In practical terms...

0.1mV/m = 40dBu = how much signal a clear-channel AM station must deliver to a location during the day if it's to be protected from interference.
Also, how much signal an FM station can deliver 10% of the time to a given location without interfering with another station that already serves that location.

1mV/m = 60dBu = how much signal an FM station must deliver to a location to be considered to "serve" that location.

5mV/m = 74dBu = how much signal an AM station is required to provide across its city-of-license during the day.

Does that help?
 
It helps. Thanks. The decibel thing isn't sinking in but I understand the rest.
So, if Class A AMs are protected out to 40dbu, why? Few if any radios are good enough anymore to be able to get a listenable signal over all the man made hash...or am I making a math error?
 
NHRadio said:
It helps. Thanks. The decibel thing isn't sinking in but I understand the rest.
So, if Class A AMs are protected out to 40dbu, why? Few if any radios are good enough anymore to be able to get a listenable signal over all the man made hash...or am I making a math error?

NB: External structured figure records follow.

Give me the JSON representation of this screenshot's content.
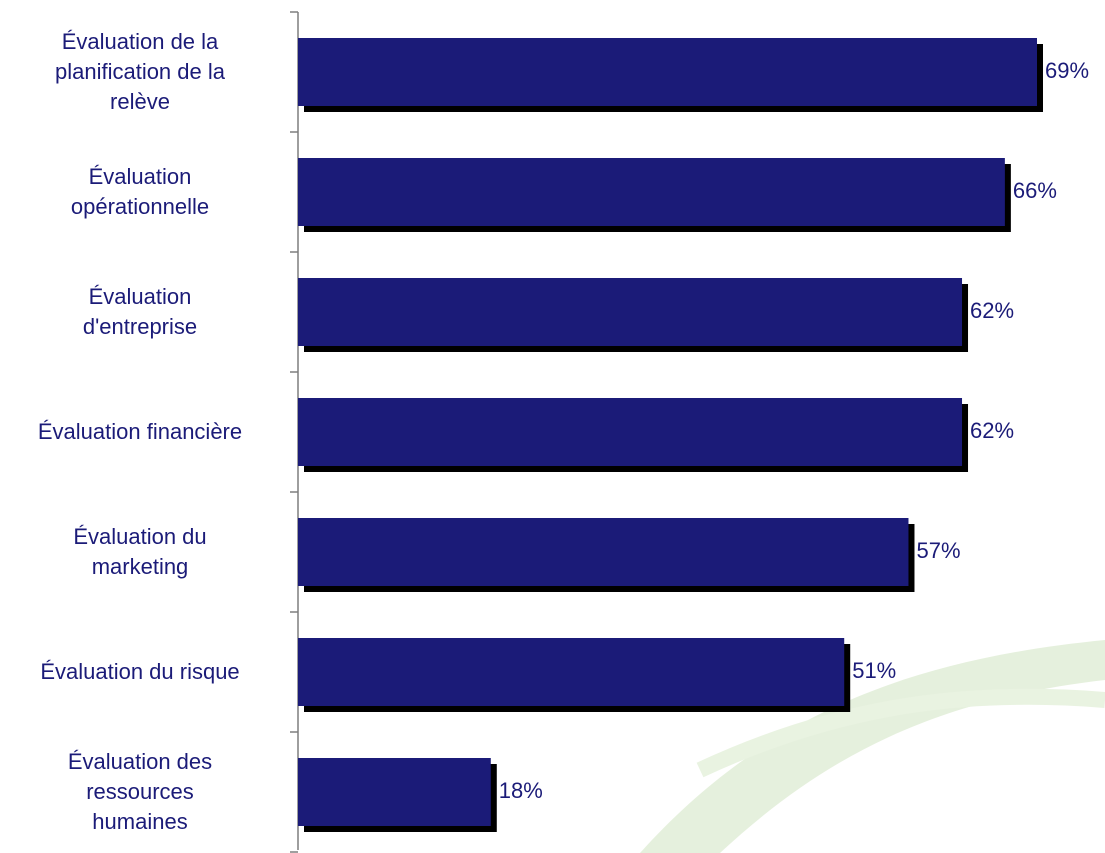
{
  "chart_data": {
    "type": "barh",
    "categories": [
      "Évaluation de la\nplanification de la\nrelève",
      "Évaluation\nopérationnelle",
      "Évaluation\nd'entreprise",
      "Évaluation financière",
      "Évaluation du\nmarketing",
      "Évaluation du risque",
      "Évaluation des\nressources\nhumaines"
    ],
    "values": [
      69,
      66,
      62,
      62,
      57,
      51,
      18
    ],
    "value_labels": [
      "69%",
      "66%",
      "62%",
      "62%",
      "57%",
      "51%",
      "18%"
    ],
    "color": "#1b1b78"
  }
}
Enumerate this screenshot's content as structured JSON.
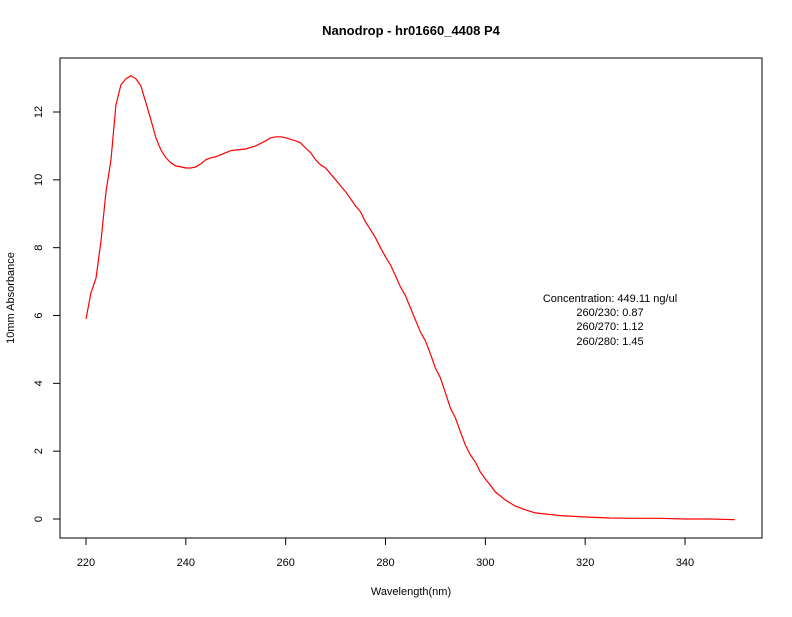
{
  "chart_data": {
    "type": "line",
    "title": "Nanodrop - hr01660_4408 P4",
    "xlabel": "Wavelength(nm)",
    "ylabel": "10mm Absorbance",
    "xlim": [
      215,
      355
    ],
    "ylim": [
      -0.6,
      13.5
    ],
    "xticks": [
      220,
      240,
      260,
      280,
      300,
      320,
      340
    ],
    "yticks": [
      0,
      2,
      4,
      6,
      8,
      10,
      12
    ],
    "grid": false,
    "line_color": "#ff0000",
    "annotations": [
      "Concentration: 449.11 ng/ul",
      "260/230: 0.87",
      "260/270: 1.12",
      "260/280: 1.45"
    ],
    "series": [
      {
        "name": "absorbance",
        "x": [
          220,
          221,
          222,
          223,
          224,
          225,
          226,
          227,
          228,
          229,
          230,
          231,
          232,
          233,
          234,
          235,
          236,
          237,
          238,
          239,
          240,
          241,
          242,
          243,
          244,
          245,
          246,
          247,
          248,
          249,
          250,
          252,
          254,
          256,
          257,
          258,
          259,
          260,
          262,
          263,
          264,
          265,
          266,
          267,
          268,
          270,
          271,
          272,
          274,
          275,
          276,
          277,
          278,
          279,
          280,
          281,
          282,
          283,
          284,
          285,
          286,
          287,
          288,
          289,
          290,
          291,
          292,
          293,
          294,
          295,
          296,
          297,
          298,
          299,
          300,
          301,
          302,
          303,
          304,
          306,
          308,
          310,
          315,
          320,
          325,
          330,
          335,
          340,
          345,
          350
        ],
        "y": [
          5.9,
          6.67,
          7.1,
          8.2,
          9.65,
          10.6,
          12.2,
          12.8,
          12.98,
          13.07,
          12.98,
          12.77,
          12.27,
          11.77,
          11.24,
          10.88,
          10.65,
          10.5,
          10.41,
          10.38,
          10.35,
          10.35,
          10.38,
          10.47,
          10.59,
          10.65,
          10.68,
          10.74,
          10.8,
          10.86,
          10.88,
          10.91,
          11.0,
          11.15,
          11.24,
          11.27,
          11.27,
          11.24,
          11.15,
          11.09,
          10.94,
          10.8,
          10.59,
          10.44,
          10.35,
          10.0,
          9.82,
          9.65,
          9.23,
          9.06,
          8.76,
          8.53,
          8.29,
          8.0,
          7.73,
          7.49,
          7.17,
          6.84,
          6.58,
          6.22,
          5.87,
          5.52,
          5.25,
          4.87,
          4.45,
          4.16,
          3.72,
          3.27,
          2.98,
          2.57,
          2.18,
          1.89,
          1.68,
          1.39,
          1.18,
          1.0,
          0.8,
          0.68,
          0.56,
          0.38,
          0.27,
          0.18,
          0.1,
          0.06,
          0.03,
          0.02,
          0.02,
          0.0,
          0.0,
          -0.02
        ]
      }
    ]
  }
}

No math error. The rules were written several decades ago, and reflected the Radio Commission's desire to assure that as many people in rural areas as possible would not have to wait until sunset to hear at least one radio station.

In the early 1930's, nobody had a plasma TV, a personal computer, a compact florescent light bulb, or a cell phone charger with a switching power supply. In fact, a significant part of rural America did not have electricity (though the REA was changing that fast). Farm households could buy farm radios that used 32-volt batteries. A farm did not have an HOA telling them they could not throw a 50' wire into a tree. Connect that wire to the farm radio, and that .1 mV/m signal could actually sound pretty good, provided there were no thunderstorms about.